Church and Synagogue attendence on the weekend following 9-11 was possibly the highest in history and certainly the highest in recent years. I’d venture to say that nearly every reader of this column was in church or synagogue that weekend.
Where was Senator Obama on September 16, 2001? And where were his wife and kids?
Oct 25, 2008 - 4:14 pm 43. dm:“After the junk bond meltdown, the S&L debacle, and now the financial panic, in just a few years the financial community destroyed the ancient wisdom”
I have a huge amount of repect for vdh, but his piling on the financial industry in this current catastophe is off-base.
Yes, they did not cover themselves with honor…but the clear perpetrator of the greatest financial catastrophe of all time is Big Government.
The Mortgage industry businesses did not wake up one morning in the late 90’s, take stupid pills in concert, and decide to make 2% loans to ex-cons with 500 credit scores.
The government forced it, pure and simple.
No individual business could wreck the havoc that central government can wreck.

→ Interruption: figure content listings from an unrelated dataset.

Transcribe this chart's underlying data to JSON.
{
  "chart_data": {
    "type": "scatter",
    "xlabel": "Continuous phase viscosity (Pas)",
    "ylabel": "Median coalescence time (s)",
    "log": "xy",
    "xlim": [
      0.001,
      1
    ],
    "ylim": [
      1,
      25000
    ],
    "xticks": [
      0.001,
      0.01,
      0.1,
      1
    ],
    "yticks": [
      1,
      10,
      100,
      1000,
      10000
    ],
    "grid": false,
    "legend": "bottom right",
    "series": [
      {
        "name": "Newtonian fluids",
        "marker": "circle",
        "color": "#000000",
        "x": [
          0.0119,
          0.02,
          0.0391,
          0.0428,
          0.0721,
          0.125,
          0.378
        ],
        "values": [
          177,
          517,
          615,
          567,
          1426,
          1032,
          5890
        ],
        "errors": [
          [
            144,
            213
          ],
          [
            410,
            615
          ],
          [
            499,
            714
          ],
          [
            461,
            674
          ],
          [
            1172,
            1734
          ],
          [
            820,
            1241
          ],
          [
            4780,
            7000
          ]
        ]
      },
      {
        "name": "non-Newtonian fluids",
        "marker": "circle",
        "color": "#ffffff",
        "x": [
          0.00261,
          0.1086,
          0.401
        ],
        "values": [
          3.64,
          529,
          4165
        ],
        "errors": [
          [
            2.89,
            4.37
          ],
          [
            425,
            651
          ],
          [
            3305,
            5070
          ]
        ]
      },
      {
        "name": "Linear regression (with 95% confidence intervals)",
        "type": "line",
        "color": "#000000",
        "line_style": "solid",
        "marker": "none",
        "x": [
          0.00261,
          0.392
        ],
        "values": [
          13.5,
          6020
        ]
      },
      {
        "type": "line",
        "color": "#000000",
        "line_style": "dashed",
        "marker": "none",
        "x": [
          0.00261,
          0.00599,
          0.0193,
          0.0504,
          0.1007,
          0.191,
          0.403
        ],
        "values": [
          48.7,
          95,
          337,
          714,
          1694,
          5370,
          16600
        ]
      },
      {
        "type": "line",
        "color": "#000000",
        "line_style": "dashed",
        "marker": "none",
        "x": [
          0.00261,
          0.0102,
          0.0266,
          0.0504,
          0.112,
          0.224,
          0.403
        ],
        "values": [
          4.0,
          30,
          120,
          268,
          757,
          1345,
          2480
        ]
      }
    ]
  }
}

Check with Soviet Russia and China from the 50’s to the 80’s for confirmation.
And the recent huge market losses result from Soros and other speculators (probably including foreign powers) driving the equity markets down to get Obama elected. The Sept/Oct drop in the Dow is the largest on record, including 1932, for an election year. It is not due to normal market fluctuations. There were no economic indicators that merited such a drop. Unemployment was ok, cpi was ok, PE ratios were ok, personal income was ok, consumer spending was ok, etc., etc., etc.
And the unprecedented drop in gasoline prices has also been manipulation to get Obama elected. There was never anything remotely like it before, ever.
The data points about the huge drops in market equities and gas are facts, not speculation.
Mr. Hanson is wrong to pin this all on greedy executives. The financial industry did not perform well, but the massive problems the country now faces are due to your government’s foolish risk-taking and the left’s scorched earth effort to get Obama elected. Period.